An Aug. 18 letter from the governor's office to John Morton, director of Immigration and Customs Enforcement, hints about a possible legal challenge and asks the federal agency to contact all 26 Illinois counties that have agreed to participate in the program, called Secure Communities, to confirm they still want to take part.
"This is the least that ICE can do," wrote John Schomberg, Quinn's general counsel. "These counties signed up, along with the state, for a Secure Communities that is far different from the program that was . . . originally presented by ICE."
Launched in 2008, Secure Communities enables ICE to use fingerprints that local police agencies send to the FBI for criminal background checks. The fingerprints help ICE identify jail inmates who lack permission to be in the United States.
The Obama administration says the program helps focus immigration enforcement on dangerous criminals, such as murderers and kidnappers, and on repeat immigration violators. ICE reports that Secure Communities has led to the deportation of more than 86,000 convicted criminals.
ICE data show that about half of those immigrants were convicted of misdemeanors, not felonies. The program has led to the deportation of another 34,000 people not convicted of any crime.
Quinn withdrew Illinois from Secure Communities in May. New York and Massachusetts followed with similar steps.
But an August 5 letter from Morton to governors says states no longer have any choice and that Secure Communities will extend to all local law-enforcement jurisdictions in the United States by 2013. An addendum to the letter describes changes in the program. Those include elimination of a state role in conveying data to help track the fingerprints.
Mark Fleming, an attorney with the Chicago-based National Immigrant Justice Center, said ICE could end up in court if Secure Communities lacks the consent of the local jurisdictions.
"The governor's office may be laying the groundwork for a legal challenge," Fleming said.
Fleming points to U.S. Supreme Court rulings in the 1990s that said the Constitution's 10th Amendment bars Congress from compelling state and local governments to administer federal regulations.
Asked whether Illinois officials are cooking up a lawsuit, a Quinn spokeswoman points to Schomberg's letter, which says the governor's office "will continue to monitor and evaluate" Secure Communities and "consider all of the state's options."
ICE representatives did not respond to requests by Chicago Public Radio for comment about whether Secure Communities is constitutional.
The Obama administration lately has played down agreements through which it first brought state and local governments into the federal initiative. "We wanted to work with the locals and let them know about the program," said Jon Gurule, an ICE official who helped set up Secure Communities. "But, from the operational side, it's federal information sharing between two federal agencies and it's congressionally mandated."
If ICE sought consent from the Illinois counties, as Quinn is requesting, some might opt out. A handful of Chicago-area sheriffs have publicly criticized Secure Communities.
"If they honor the governor's request, I would not want to partake in it," said Patrick Perez, sheriff of west suburban Kane County, part of Secure Communities since 2009.
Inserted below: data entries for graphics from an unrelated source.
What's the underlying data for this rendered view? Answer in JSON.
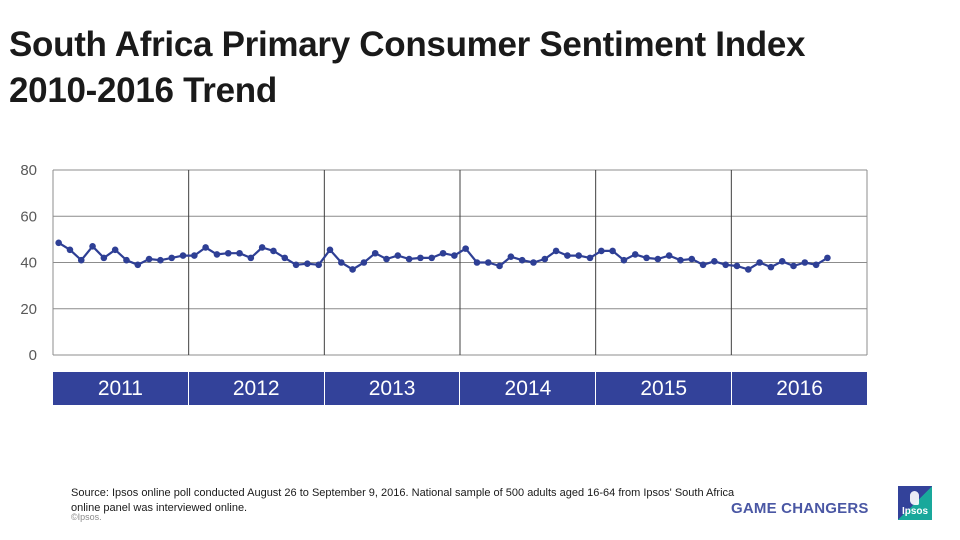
{
  "title": "South Africa Primary Consumer Sentiment Index 2010-2016 Trend",
  "title_lines": [
    "South Africa Primary Consumer Sentiment Index",
    "2010-2016 Trend"
  ],
  "chart_data": {
    "type": "line",
    "title": "South Africa Primary Consumer Sentiment Index 2010-2016 Trend",
    "xlabel": "",
    "ylabel": "",
    "ylim": [
      0,
      80
    ],
    "yticks": [
      0,
      20,
      40,
      60,
      80
    ],
    "grid": true,
    "legend": "none",
    "categories": [
      "2011",
      "2012",
      "2013",
      "2014",
      "2015",
      "2016"
    ],
    "points_per_year": 12,
    "series": [
      {
        "name": "Primary Consumer Sentiment Index",
        "color": "#2e3f95",
        "values": [
          48.5,
          45.5,
          41,
          47,
          42,
          45.5,
          41,
          39,
          41.5,
          41,
          42,
          43,
          43,
          46.5,
          43.5,
          44,
          44,
          42,
          46.5,
          45,
          42,
          39,
          39.5,
          39,
          45.5,
          40,
          37,
          40,
          44,
          41.5,
          43,
          41.5,
          42,
          42,
          44,
          43,
          46,
          40,
          40,
          38.5,
          42.5,
          41,
          40,
          41.5,
          45,
          43,
          43,
          42,
          45,
          45,
          41,
          43.5,
          42,
          41.5,
          43,
          41,
          41.5,
          39,
          40.5,
          39,
          38.5,
          37,
          40,
          38,
          40.5,
          38.5,
          40,
          39,
          42
        ]
      }
    ]
  },
  "footer": {
    "source": "Source: Ipsos online poll conducted August 26 to September 9, 2016. National sample of 500 adults aged 16-64 from Ipsos' South Africa online panel was interviewed online.",
    "copyright": "©Ipsos.",
    "tagline": "GAME CHANGERS",
    "logo_text": "Ipsos"
  }
}
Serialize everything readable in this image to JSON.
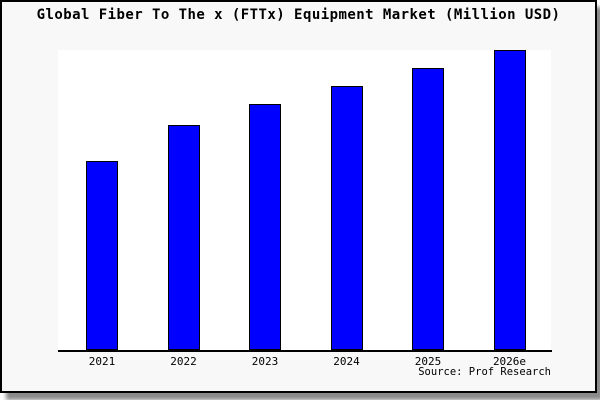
{
  "chart": {
    "title": "Global Fiber To The x (FTTx) Equipment Market (Million USD)",
    "source": "Source: Prof Research",
    "colors": {
      "bar_fill": "#0000ff",
      "bar_border": "#000000",
      "plot_background": "#ffffff",
      "frame_background": "#f8f8f8",
      "frame_border": "#000000",
      "shadow": "#8a8a8a",
      "text": "#000000"
    }
  },
  "chart_data": {
    "type": "bar",
    "title": "Global Fiber To The x (FTTx) Equipment Market (Million USD)",
    "categories": [
      "2021",
      "2022",
      "2023",
      "2024",
      "2025",
      "2026e"
    ],
    "values": [
      63,
      75,
      82,
      88,
      94,
      100
    ],
    "xlabel": "",
    "ylabel": "",
    "ylim": [
      0,
      100
    ],
    "y_axis_labels_visible": false,
    "grid": false,
    "legend": false,
    "source_note": "Source: Prof Research"
  }
}
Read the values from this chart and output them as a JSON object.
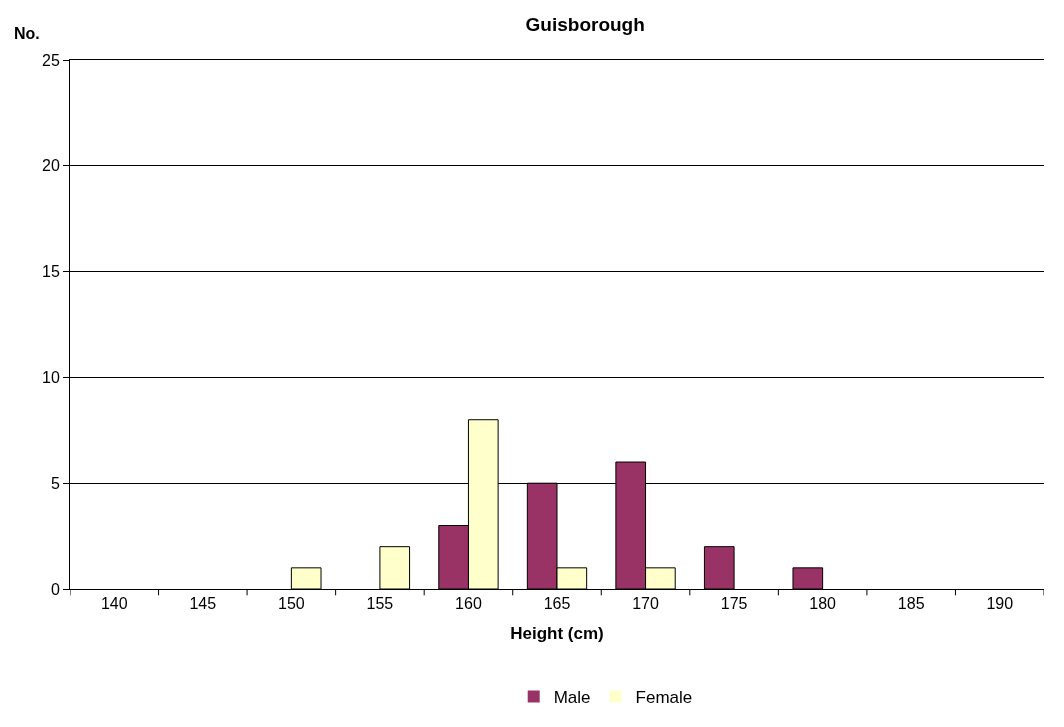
{
  "chart_data": {
    "type": "bar",
    "title": "Guisborough",
    "xlabel": "Height (cm)",
    "ylabel": "No.",
    "categories": [
      "140",
      "145",
      "150",
      "155",
      "160",
      "165",
      "170",
      "175",
      "180",
      "185",
      "190"
    ],
    "series": [
      {
        "name": "Male",
        "color": "#993366",
        "values": [
          0,
          0,
          0,
          0,
          3,
          5,
          6,
          2,
          1,
          0,
          0
        ]
      },
      {
        "name": "Female",
        "color": "#ffffcc",
        "values": [
          0,
          0,
          1,
          2,
          8,
          1,
          1,
          0,
          0,
          0,
          0
        ]
      }
    ],
    "ylim": [
      0,
      25
    ],
    "yticks": [
      0,
      5,
      10,
      15,
      20,
      25
    ],
    "grid": "y",
    "legend": "bottom"
  }
}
"The program has not turned out to be what it was supposed to be," Perez said, pointing to the deportation of non-criminals. "People in the Hispanic community have become very reticent to contact police if they're victims of crime because they're fearful that if they contact us to report a crime that they will be deported."
The program also has its defenders.
"My life has been destroyed by all of this cheap, foreign scab labor," said a 56-year-old network engineer in Chicago who blames immigrants for his unemployment and asks that his name not be published because he's job hunting. "Whether it's illegal aliens or foreign legal workers, they're hurting American citizens. Secure Communities removes the criminals and that's a start.